Translation: "I don't have the same daddy, mama-dumb-dumb."

"That's true. Not everyone does. But, Baxter, you still have your daddy. He's just not here on earth."

"Yeah. But my PJ Dad is here. And he's new."

The whole "PJ as dad" thing has been taking off in recent weeks - particularly as PJ occasionally drops off or picks up Bax from school and all the kids call "Hey! Baxter's Dad! hey! Look what I made!" (pointing to a drawing or a lego-tower) So, it seems that Bax has begun to realize that PJ's in it for the long haul - is here on a daily basis, and is a stable father figure in his world. All amazing, heart-warming, and wonderful realizations.

But it still always throws me when he puts pieces together like this in such an unexpected way.

"Yes, you have both a PJ dad here on earth and a Daddy in Heaven on the moon."

...and then I panicked. What if Bax doesn't remember Mike? What if I'm not doing enough to keep his memory alive?

"Baxter, you remember your daddy, right?"

"Yeah."

"What do you remember about him?" I must be a f*cking masochist. Baxter is 3 and a half. Mike died when he was 18 months old. His dad has been gone for more of his life than he was alive during his life. Oy. There's a thought for ya.

Then Baxter reports the first thing that comes to mind when asked, "what do you remember about him?"

"He had something in his brain. He had to leave. That's what I remember," he said with a matter-of-fact hand gesture and head shake.

"That's all? You remember other stuff! Stuff he enjoyed. Stuff he was good at... come on..."

"Oh yeah! He was good at juggling!" Bax said with a proud smile.

Phew.

"And he was good at tap dancing!" He continued.

Thank God.

"And he was silly." He stated.

Amen to that.

"What color was his hair?" I asked.

"Orange - like mine!" he said excitedly.

This conversation had gone from bad to ok in a split second. And then it was over.

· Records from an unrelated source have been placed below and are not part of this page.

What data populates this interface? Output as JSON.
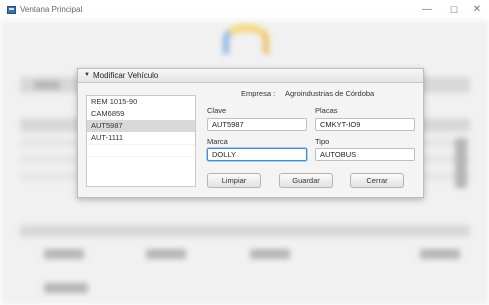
{
  "window": {
    "title": "Ventana Principal",
    "min_glyph": "—",
    "max_glyph": "☐",
    "close_glyph": "✕"
  },
  "dialog": {
    "title": "Modificar Vehículo",
    "caret": "▼",
    "empresa_label": "Empresa :",
    "empresa_value": "Agroindustrias de Córdoba",
    "list": {
      "items": [
        "REM 1015-90",
        "CAM6859",
        "AUT5987",
        "AUT-1111"
      ],
      "selected_index": 2
    },
    "fields": {
      "clave": {
        "label": "Clave",
        "value": "AUT5987"
      },
      "placas": {
        "label": "Placas",
        "value": "CMKYT-IO9"
      },
      "marca": {
        "label": "Marca",
        "value": "DOLLY"
      },
      "tipo": {
        "label": "Tipo",
        "value": "AUTOBUS"
      }
    },
    "buttons": {
      "limpiar": "Limpiar",
      "guardar": "Guardar",
      "cerrar": "Cerrar"
    }
  },
  "colors": {
    "focus_border": "#3c8fd6",
    "selected_row": "#d9d9d9",
    "app_icon": "#3a6fb0"
  }
}
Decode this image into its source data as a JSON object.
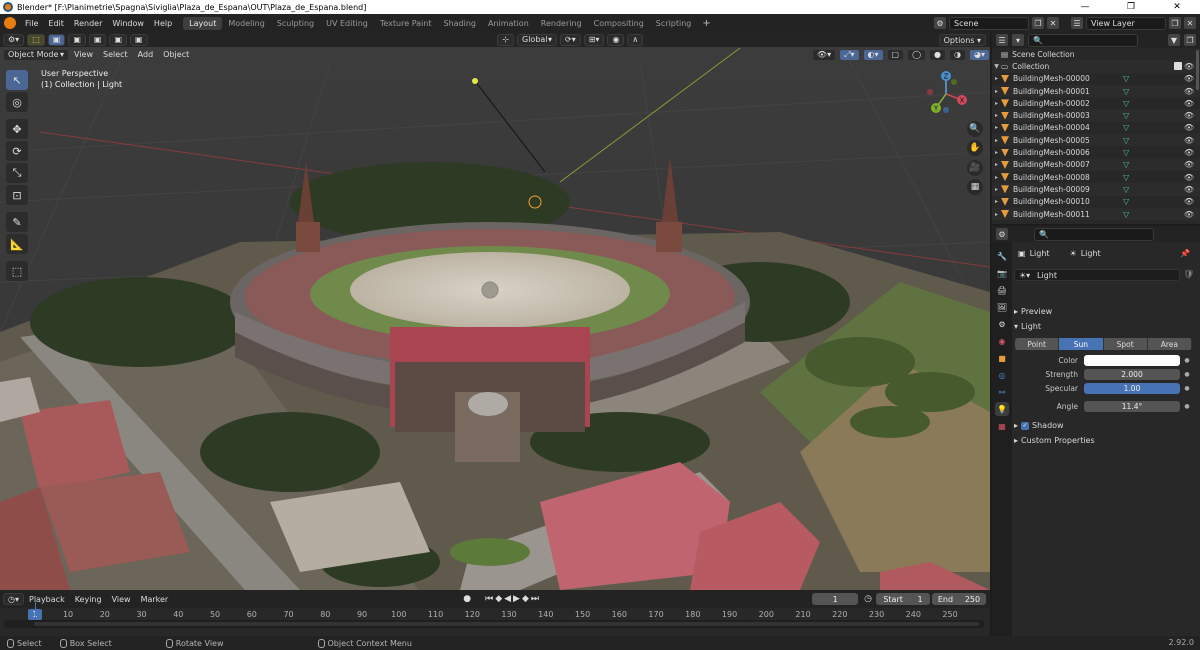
{
  "window": {
    "title": "Blender* [F:\\Planimetrie\\Spagna\\Siviglia\\Plaza_de_Espana\\OUT\\Plaza_de_Espana.blend]",
    "minimize": "—",
    "maximize": "❐",
    "close": "✕"
  },
  "menu": [
    "File",
    "Edit",
    "Render",
    "Window",
    "Help"
  ],
  "workspaces": [
    "Layout",
    "Modeling",
    "Sculpting",
    "UV Editing",
    "Texture Paint",
    "Shading",
    "Animation",
    "Rendering",
    "Compositing",
    "Scripting"
  ],
  "add_workspace": "+",
  "scene": {
    "name": "Scene",
    "view_layer": "View Layer"
  },
  "viewport": {
    "orientation": "Global",
    "mode": "Object Mode",
    "menus": [
      "View",
      "Select",
      "Add",
      "Object"
    ],
    "options": "Options",
    "overlay_line1": "User Perspective",
    "overlay_line2": "(1) Collection | Light",
    "gizmo": {
      "x": "X",
      "y": "Y",
      "z": "Z"
    }
  },
  "timeline": {
    "menus": [
      "Playback",
      "Keying",
      "View",
      "Marker"
    ],
    "current_frame": "1",
    "start_label": "Start",
    "start": "1",
    "end_label": "End",
    "end": "250",
    "ruler": [
      "1",
      "10",
      "20",
      "30",
      "40",
      "50",
      "60",
      "70",
      "80",
      "90",
      "100",
      "110",
      "120",
      "130",
      "140",
      "150",
      "160",
      "170",
      "180",
      "190",
      "200",
      "210",
      "220",
      "230",
      "240",
      "250"
    ]
  },
  "status": {
    "select": "Select",
    "box_select": "Box Select",
    "rotate_view": "Rotate View",
    "context_menu": "Object Context Menu",
    "version": "2.92.0"
  },
  "outliner": {
    "scene_collection": "Scene Collection",
    "collection": "Collection",
    "items": [
      "BuildingMesh-00000",
      "BuildingMesh-00001",
      "BuildingMesh-00002",
      "BuildingMesh-00003",
      "BuildingMesh-00004",
      "BuildingMesh-00005",
      "BuildingMesh-00006",
      "BuildingMesh-00007",
      "BuildingMesh-00008",
      "BuildingMesh-00009",
      "BuildingMesh-00010",
      "BuildingMesh-00011"
    ]
  },
  "properties": {
    "crumb_object": "Light",
    "crumb_data": "Light",
    "datablock": "Light",
    "preview": "Preview",
    "light_panel": "Light",
    "light_types": [
      "Point",
      "Sun",
      "Spot",
      "Area"
    ],
    "active_type": "Sun",
    "color_label": "Color",
    "strength_label": "Strength",
    "strength": "2.000",
    "specular_label": "Specular",
    "specular": "1.00",
    "angle_label": "Angle",
    "angle": "11.4°",
    "shadow": "Shadow",
    "custom_properties": "Custom Properties"
  },
  "colors": {
    "accent": "#4772b3",
    "header": "#232323",
    "panel": "#282828",
    "light_color": "#ffffff"
  }
}
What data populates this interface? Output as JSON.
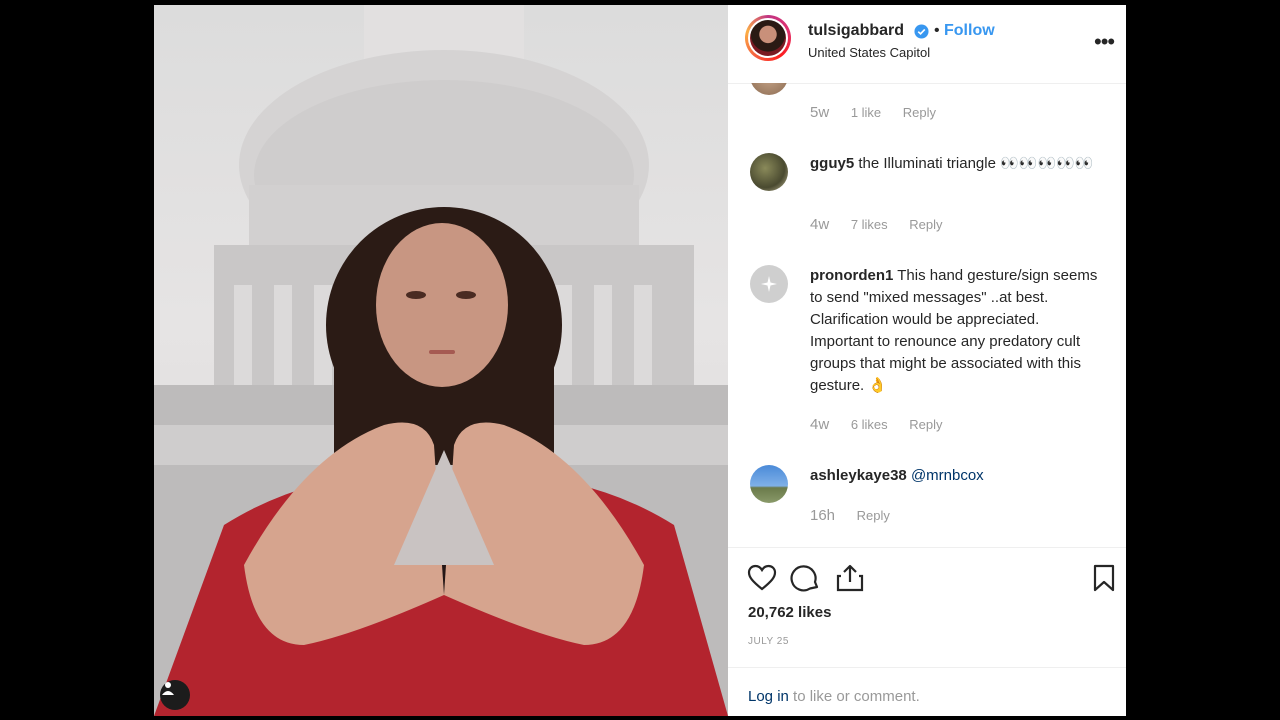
{
  "post": {
    "username": "tulsigabbard",
    "follow_label": "Follow",
    "dot": "•",
    "location": "United States Capitol",
    "more_label": "•••"
  },
  "comments": [
    {
      "username": "",
      "text": "",
      "time": "5w",
      "likes": "1 like",
      "reply": "Reply"
    },
    {
      "username": "gguy5",
      "text": "the Illuminati triangle 👀👀👀👀👀",
      "time": "4w",
      "likes": "7 likes",
      "reply": "Reply"
    },
    {
      "username": "pronorden1",
      "text": "This hand gesture/sign seems to send \"mixed messages\" ..at best. Clarification would be appreciated. Important to renounce any predatory cult groups that might be associated with this gesture. 👌",
      "time": "4w",
      "likes": "6 likes",
      "reply": "Reply"
    },
    {
      "username": "ashleykaye38",
      "mention": "@mrnbcox",
      "time": "16h",
      "reply": "Reply"
    }
  ],
  "actions": {
    "likes_count": "20,762 likes",
    "date": "JULY 25",
    "login_link": "Log in",
    "login_rest": " to like or comment."
  },
  "colors": {
    "accent": "#3897f0",
    "text": "#262626",
    "muted": "#999999",
    "jacket": "#b3242e"
  },
  "icons": [
    "heart-icon",
    "comment-icon",
    "share-icon",
    "bookmark-icon",
    "verified-badge-icon",
    "more-options-icon",
    "user-tag-icon"
  ]
}
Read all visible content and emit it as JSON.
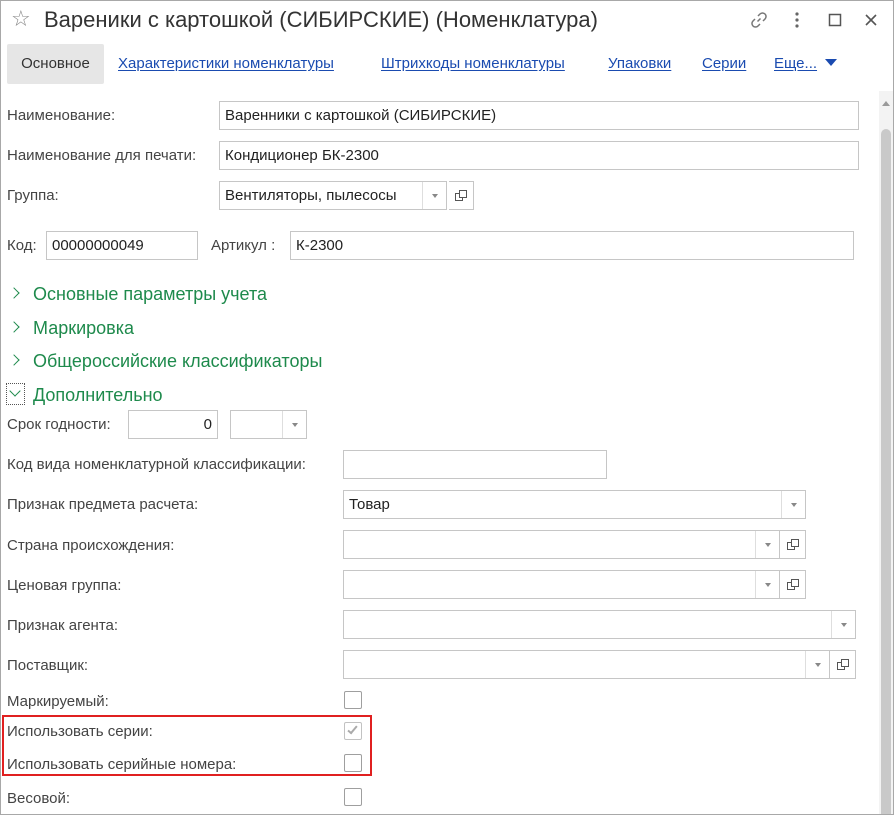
{
  "window": {
    "title": "Вареники с картошкой (СИБИРСКИЕ) (Номенклатура)",
    "icons": [
      "star-icon",
      "link-icon",
      "more-vertical-icon",
      "maximize-icon",
      "close-icon"
    ]
  },
  "tabs": {
    "main": "Основное",
    "characteristics": "Характеристики номенклатуры",
    "barcodes": "Штрихкоды номенклатуры",
    "packages": "Упаковки",
    "series": "Серии",
    "more": "Еще..."
  },
  "form": {
    "name_label": "Наименование:",
    "name_value": "Варенники с картошкой (СИБИРСКИЕ)",
    "print_name_label": "Наименование для печати:",
    "print_name_value": "Кондиционер БК-2300",
    "group_label": "Группа:",
    "group_value": "Вентиляторы, пылесосы",
    "code_label": "Код:",
    "code_value": "00000000049",
    "article_label": "Артикул :",
    "article_value": "К-2300"
  },
  "sections": {
    "main_params": "Основные параметры учета",
    "marking": "Маркировка",
    "classifiers": "Общероссийские классификаторы",
    "additional": "Дополнительно"
  },
  "additional": {
    "shelf_life_label": "Срок годности:",
    "shelf_life_value": "0",
    "shelf_life_unit": "",
    "classification_code_label": "Код вида номенклатурной классификации:",
    "classification_code_value": "",
    "payment_subject_label": "Признак предмета расчета:",
    "payment_subject_value": "Товар",
    "country_label": "Страна происхождения:",
    "country_value": "",
    "price_group_label": "Ценовая группа:",
    "price_group_value": "",
    "agent_label": "Признак агента:",
    "agent_value": "",
    "supplier_label": "Поставщик:",
    "supplier_value": "",
    "marked_label": "Маркируемый:",
    "marked_checked": false,
    "use_series_label": "Использовать серии:",
    "use_series_checked": true,
    "use_serials_label": "Использовать серийные номера:",
    "use_serials_checked": false,
    "weighted_label": "Весовой:",
    "weighted_checked": false
  },
  "colors": {
    "section_green": "#1e8a4c",
    "link_blue": "#1a4bb0",
    "highlight_red": "#e02020"
  }
}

"Is my PJ going to be home when we get home?"

I smiled and reached back for Bax's hand to rub his little fingers. "Probably not, but he'll be home in a few minutes, and we'll have dinner and play with your Iron Men toys."

...then Bax got that devilish twinkle in his eye, "Yeah. And then, I'll take off in that rocket ship with PJ and we'll go see the planets and Sticky Spidey will come with us and we'll web Doctor Octopus and then Crimson Dynamo will have a party and we'll see Titanium Man there and Venom and we'll shoot beams up in the air..."

... all concepts and gifts recently acquired from one PJ Gallagher.